Allowing the government to operate in the market as a commercial player in digital services would be an unprecedented step for a government that recently attempted to roll back the state with a bonfire of the quangos. In the Trading Fund model of trading outside public task the government would create a monopoly state corporation with no pressure on its costs and a management with no risk capital to provide commercial and market disciplines. In a high profile previous experiment with this model the New Zealand government created a state corporation called Terralink to group together the same agencies as the PDC would have. Terralink went bankrupt after 2 years of operation in 2001 when it could not fulfil a commercial contract because it accepted very stringent terms that no entrepreneur risking their own capital would do. The data assets were sold to the private sector by the liquidator and they were lost to the public sector. With its structural governance problem, a state monopoly like the PDC would be vulnerable to making wrong decisions when dealing with global corporations with massive market capitalisations. Note that the Department of Transport has already given Google access to real time traffic data on a privileged basis on the basis that Google can reach the market with its services. The PDC would be likely to make such deals again even though the long-term security of the government’s data would much enhanced by a large number of SMEs all innovating with open data using their own capital.

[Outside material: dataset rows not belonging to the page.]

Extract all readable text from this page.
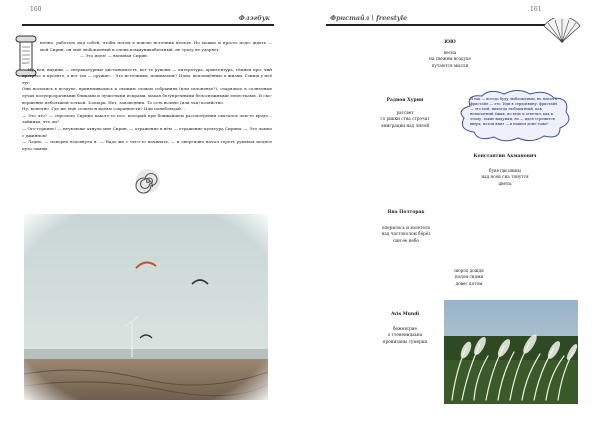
160
Флэгбук

нечно, работать над собой, чтобы потом в поиске источник нельзя. Но можно и просто подо- ждать — мой Сирин, он ещё любопытный и очень коммуникабельный, не сразу не ударяет.

— Это идея! — вызывая Сирин.

— ?

— Ну, вон, видишь — сверхкатурные дистанцевость, вот те рувоны — литература, архитектура, тёмная про- чий прогресс в проекте, а вот тех — оружие… Это источники, понимаешь? Идеи, воплощённые в жизни. Гениш у неё тут:

Они носились в воздухе, принюхивались к свежим словам собраниях (или склоненье?), озарялись в солнечных лучах полупрозрачными бликами и лучистыми искрами, махая безупречными белоснежными лепестками. И ско- вершенно небольшой точкой. Зоопарк. Нет, заповедник. То есть вольно (или так) хозяйство.

Ну, конечно. Где же ещё селиться идеям сохранности? Или понаблюдай…

— Это что? — спросила Сирина какого-то пса, который при ближайшем рассмотрении оказался чем-то вроде… чайника, что ли?

— Ого-горкино! — неуклюже ахнула мне Сирин, — отражение в нём — отражение культура Сирина. — Это лампа с джинном!

— Ладно, — покорно вздохнула я. — Надо же с чего-то начинать, — и энергично начал тереть рукавом медное пузо лампы.

161
Фристайл \ freestyle
ЮЮ
весна
на свежем воздухе
путаются мысли
Радион Хурин
рассвет
го рикки ства строчат
эмиграции над лилой
Я так — всегда буду любопытным, но попал в фристайл — это. Иди в сердцевину, фристайл — это мой, никогда любопытный, как ненасытный ёжик, но ведь и ответил, как к этому, такие выдумки, но — идея стремится вверх, потом вниз — в нашем доме тоже!
Константин Акманович
букетди шины
над ясен сна тянутся
цветы
Яна Полторак
оперилось и взлетело
над частоколом бёрёз
син ее небо
шорох дождя
полон снами
довес котом
Avis Mundi
бежевтрие
о ттененидаьна
пронизаны сумерки
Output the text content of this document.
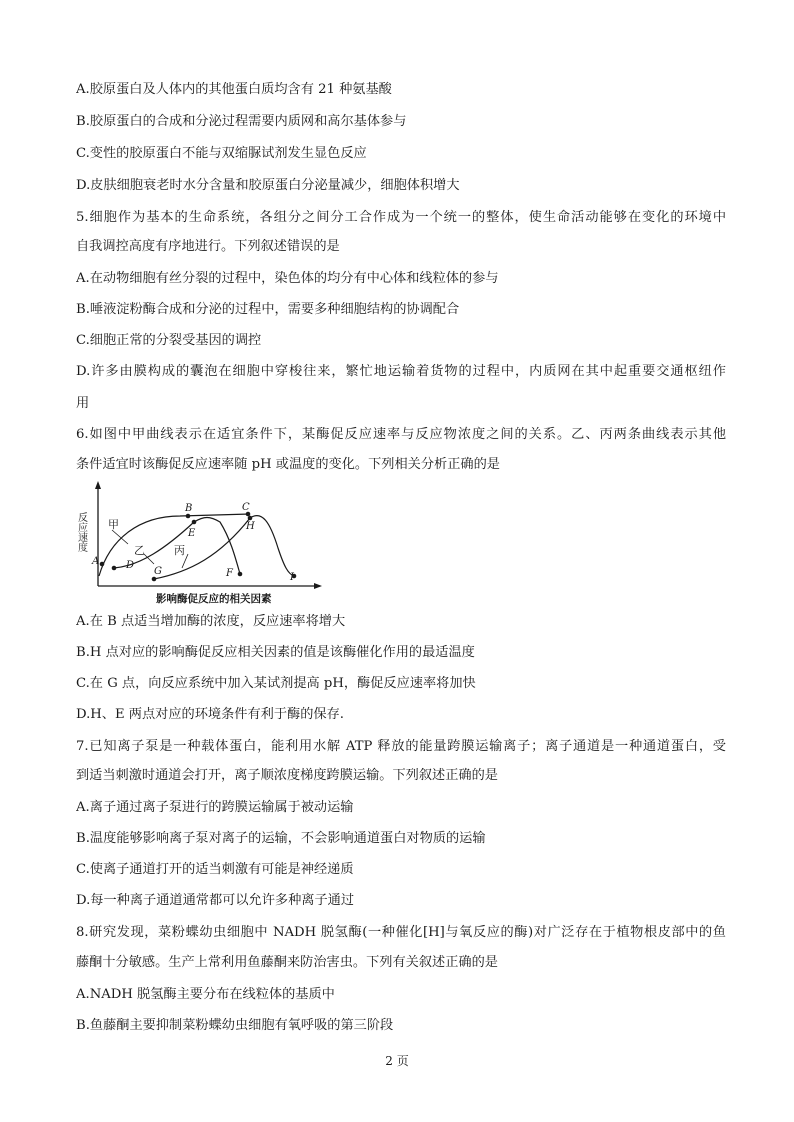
A.胶原蛋白及人体内的其他蛋白质均含有 21 种氨基酸
B.胶原蛋白的合成和分泌过程需要内质网和高尔基体参与
C.变性的胶原蛋白不能与双缩脲试剂发生显色反应
D.皮肤细胞衰老时水分含量和胶原蛋白分泌量减少，细胞体积增大
5.细胞作为基本的生命系统，各组分之间分工合作成为一个统一的整体，使生命活动能够在变化的环境中
自我调控高度有序地进行。下列叙述错误的是
A.在动物细胞有丝分裂的过程中，染色体的均分有中心体和线粒体的参与
B.唾液淀粉酶合成和分泌的过程中，需要多种细胞结构的协调配合
C.细胞正常的分裂受基因的调控
D.许多由膜构成的囊泡在细胞中穿梭往来，繁忙地运输着货物的过程中，内质网在其中起重要交通枢纽作
用
6.如图中甲曲线表示在适宜条件下，某酶促反应速率与反应物浓度之间的关系。乙、丙两条曲线表示其他
条件适宜时该酶促反应速率随 pH 或温度的变化。下列相关分析正确的是
反应速度
影响酶促反应的相关因素
甲
乙	丙
A
B	C
D
E
F
G
H
I
A.在 B 点适当增加酶的浓度，反应速率将增大
B.H 点对应的影响酶促反应相关因素的值是该酶催化作用的最适温度
C.在 G 点，向反应系统中加入某试剂提高 pH，酶促反应速率将加快
D.H、E 两点对应的环境条件有利于酶的保存.
7.已知离子泵是一种载体蛋白，能利用水解 ATP 释放的能量跨膜运输离子；离子通道是一种通道蛋白，受
到适当刺激时通道会打开，离子顺浓度梯度跨膜运输。下列叙述正确的是
A.离子通过离子泵进行的跨膜运输属于被动运输
B.温度能够影响离子泵对离子的运输，不会影响通道蛋白对物质的运输
C.使离子通道打开的适当刺激有可能是神经递质
D.每一种离子通道通常都可以允许多种离子通过
8.研究发现，菜粉蝶幼虫细胞中 NADH 脱氢酶(一种催化[H]与氧反应的酶)对广泛存在于植物根皮部中的鱼
藤酮十分敏感。生产上常利用鱼藤酮来防治害虫。下列有关叙述正确的是
A.NADH 脱氢酶主要分布在线粒体的基质中
B.鱼藤酮主要抑制菜粉蝶幼虫细胞有氧呼吸的第三阶段
2 页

Rather than create a state corporation to operate a digital services monopoly the government should do the opposite: release the data as open data, following the excellent example of a number of publicly funded bodies. Hence, NHS Choices releases a large amount of health data to a heterogeneous collection of corporations and SMEs. Traveline, the national public-private bus information partnership releases its bus departure information freely and there are now 50+ apps for smartphones available across the country remixing bus departures with other data as for example placr.mobi does with social media updates. London Underground releases all its live tube running information freely and has struck a sponsorship deal with Microsoft for free use of its Azure cloud services platform to power real time distribution to dozens of apps, like for example, Busmapper and UK TravelOptions, which use Placr data-as-a-service solutions.
5. Are there any alternative options that might balance Government’s objectives which are not covered here? Please provide details and evidence to support your response where possible.
Placr offered an alternative vision for the PDC in the conclusion to its open letter, as follows:
An alternative vision for the PDC
The government is currently allowing an administrative reorganisation to set the agenda for 21st century digital infrastructure planning. However, we should not be listening to civil service managements when we are faced with global power shifts in digital services and media content. The Apple iTunes App store opened just over 3 years ago and it has already restructured the newspaper and mobile phone industries, with publishing and transport next in line. The way to grab the biggest slice of this massive new global market is liberalisation at home so that the UK is the natural place to base investments. At this precise moment, when we desperately need growth, if the PDC freed the maps, land search charges, company data, statistics, addresses etc. it would be akin to tax cut across the economy *and* a simultaneous industrial stimulus in a key growth area.
PDC plans must be re-thought
Our company is one of hundreds of UK start-ups in digital services that can immediately exploit liberalised core reference data alongside open data releases. We re-use government data in transport, education, crime and health to feed smartphone apps and provide business services. We are an early stage business that creates jobs in London and pays UK taxes, already turning over £120K a year from organic growth after a year and half. We want to expand in the UK and export our expertise. But if we have to pay a tax for the use of core reference data to support a government monopoly, it makes it hard to develop profitable business models around open data and the scope for growth is greatly reduced. This is a decision of huge importance for the UK digital services industry… one of the few new industries that can really get us back to growth.
Chapter 5 – Licensing
6. To what extent do you agree that there should be greater consistency, clarity and simplicity in the licensing regime adopted by a PDC?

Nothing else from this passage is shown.